Governare la rivoluzione tecnologica

Insieme ai “requisiti etici” c’è la necessità di adeguamento – a vasto raggio –  dei diversi sistemi produttivi nazionali. Qui si gioca la partita della concertazione e della programmazione del nostro Sistema-Paese. Il tema è “di valore”, di metodo, di strategia. E mette in primo piano la capacità di coniugare i diversi e complessi fattori che innervano il cambiamento tecnologico. Centri di ricerca, Università, aziende produttrici, istituti bancari, Formazione, forze sociali e politiche, rappresentanti dei territori: rispetto a questo “quadro” è necessario articolare una regia di Sistema in grado di rispondere alle domande/opportunità offerte dalla Rivoluzione tecnologica di ultima generazione, con lo sguardo rivolto al futuro. Magari attraverso la convocazione di una sorta di “Stati Generali” dell’intelligenza artificiale in grado di fissare priorità d’intervento, strategie d’azione, scadenze operative. Tra queste i rapporti tra mondo produttivo e sistema scolastico, la “riconversione” formativa dei lavoratori, l’integrazione tra creatività e competenze, il miglioramento dei processi produttivi, l’innalzamento delle tutele per i lavoratori coinvolti, l’integrazione con i territori.

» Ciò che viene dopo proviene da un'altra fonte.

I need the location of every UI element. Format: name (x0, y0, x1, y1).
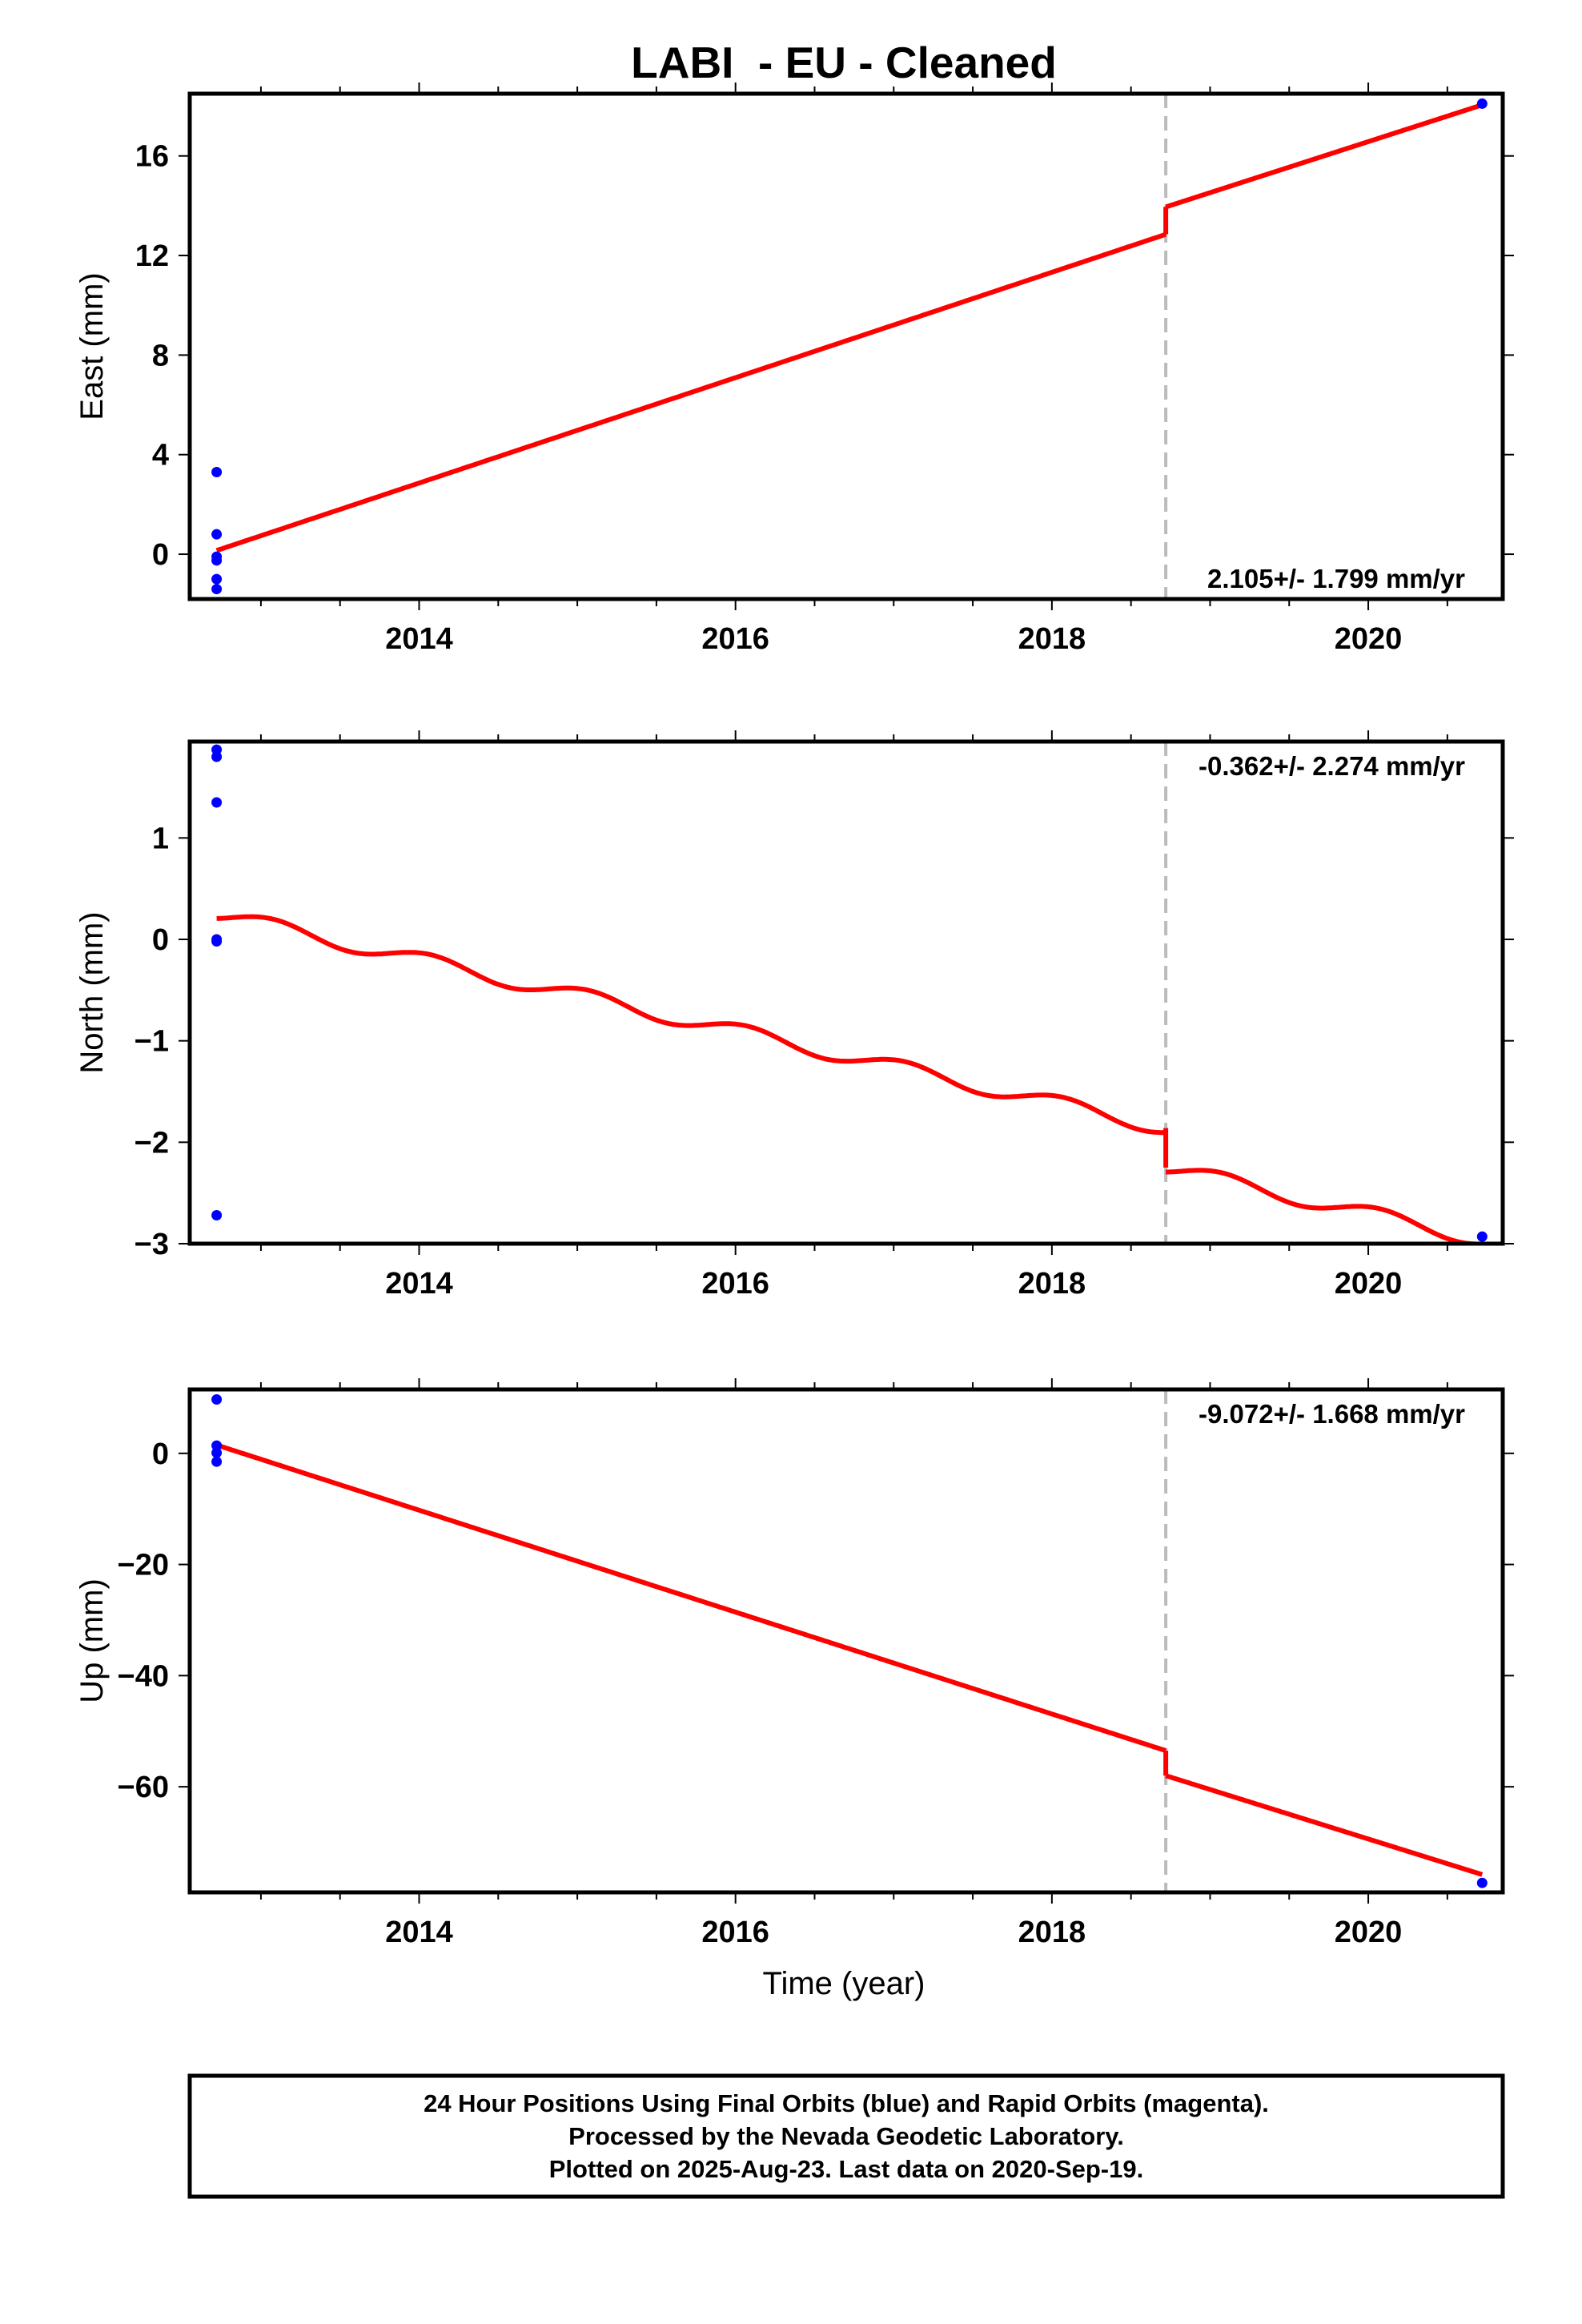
data-point (1476, 1231, 1488, 1242)
footer-line-2: Processed by the Nevada Geodetic Laborat… (568, 2122, 1124, 2150)
y-tick-label: 8 (152, 339, 169, 372)
rate-label: -9.072+/- 1.668 mm/yr (1199, 1399, 1465, 1429)
plot-area (211, 742, 1488, 1244)
data-point (211, 751, 223, 762)
y-tick-label: −1 (135, 1025, 169, 1059)
data-point (211, 529, 223, 540)
y-tick-label: −60 (118, 1771, 169, 1804)
model-segment-1 (216, 914, 1166, 1136)
footer-line-1: 24 Hour Positions Using Final Orbits (bl… (424, 2089, 1269, 2117)
footer-frame (187, 2073, 1505, 2199)
data-point (211, 573, 223, 585)
x-tick-label: 2014 (385, 622, 453, 656)
model-segment-2 (1164, 1773, 1484, 1877)
data-point (211, 584, 223, 595)
y-tick-label: 16 (135, 140, 169, 174)
panels-group: 2014 2016 2018 2020 0 4 8 12 16 East (mm) 2.105+/-… (74, 82, 1514, 1949)
x-tick-label: 2016 (701, 1916, 769, 1949)
data-point (211, 466, 223, 477)
y-tick-label: 0 (152, 1437, 169, 1471)
y-tick-label: −3 (135, 1228, 169, 1261)
panel-frame (187, 739, 1505, 1246)
model-segment-2 (1164, 1168, 1484, 1244)
x-tick-label: 2020 (1335, 1267, 1403, 1301)
y-axis-label: Up (mm) (74, 1578, 110, 1703)
x-axis-label: Time (year) (763, 1966, 926, 2001)
y-tick-label: 1 (152, 822, 169, 855)
data-point (211, 555, 223, 566)
data-point (211, 1456, 223, 1467)
y-tick-label: −2 (135, 1126, 169, 1160)
x-tick-label: 2018 (1018, 1916, 1086, 1949)
rate-label: 2.105+/- 1.799 mm/yr (1207, 564, 1465, 593)
data-point (211, 936, 223, 947)
data-point (211, 1393, 223, 1405)
x-tick-label: 2018 (1018, 1267, 1086, 1301)
panel-north: 2014 2016 2018 2020 −3 −2 −1 0 1 North (mm) -0.362… (74, 730, 1514, 1301)
data-point (211, 797, 223, 808)
data-point (211, 1447, 223, 1458)
rate-label: -0.362+/- 2.274 mm/yr (1199, 751, 1465, 781)
y-tick-label: −40 (118, 1659, 169, 1693)
y-tick-label: 4 (152, 439, 169, 472)
chart-title: LABI - EU - Cleaned (631, 38, 1057, 87)
y-tick-label: 0 (152, 923, 169, 957)
data-point (211, 1210, 223, 1221)
plot-area (211, 1389, 1488, 1892)
panel-frame (187, 1387, 1505, 1895)
x-tick-label: 2014 (385, 1916, 453, 1949)
plot-area (211, 94, 1488, 599)
y-axis-label: East (mm) (74, 272, 110, 420)
x-tick-label: 2020 (1335, 622, 1403, 656)
panel-frame (187, 91, 1505, 601)
y-axis-label: North (mm) (74, 911, 110, 1073)
x-tick-label: 2020 (1335, 1916, 1403, 1949)
model-segment-2 (1164, 103, 1484, 210)
data-point (211, 1440, 223, 1451)
model-segment-1 (215, 231, 1167, 553)
x-tick-label: 2016 (701, 622, 769, 656)
y-tick-label: 0 (152, 538, 169, 572)
y-tick-label: 12 (135, 239, 169, 273)
footer-line-3: Plotted on 2025-Aug-23. Last data on 202… (549, 2155, 1143, 2183)
data-point (1476, 98, 1488, 109)
x-tick-label: 2018 (1018, 622, 1086, 656)
y-tick-label: −20 (118, 1549, 169, 1582)
model-segment-1 (215, 1442, 1166, 1753)
footer-box: 24 Hour Positions Using Final Orbits (bl… (187, 2073, 1505, 2199)
x-tick-label: 2014 (385, 1267, 453, 1301)
data-point (1476, 1877, 1488, 1888)
panel-east: 2014 2016 2018 2020 0 4 8 12 16 East (mm) 2.105+/-… (74, 82, 1514, 656)
panel-up: 2014 2016 2018 2020 −60 −40 −20 0 Up (mm) -9.072+… (74, 1378, 1514, 1949)
x-tick-label: 2016 (701, 1267, 769, 1301)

La destra se ne faccia promotrice

In questa risposta ai processi in atto c’è anche il senso di un’Idea di cambiamento “organica” che – senza timore – va intestata alla destra: una destra sociale, post statalista, meritocratica, capace di porsi come centro propulsore/aggregatore della modernità, consapevole che l’IA non rappresenta una minaccia quanto una promessa per i nostri destini nazionali e per il futuro delle nostre aziende, strumento capace di esaltare e di sintetizzare tipicità ed innovazione. Ben convinti che il futuro abbia un cuore antico.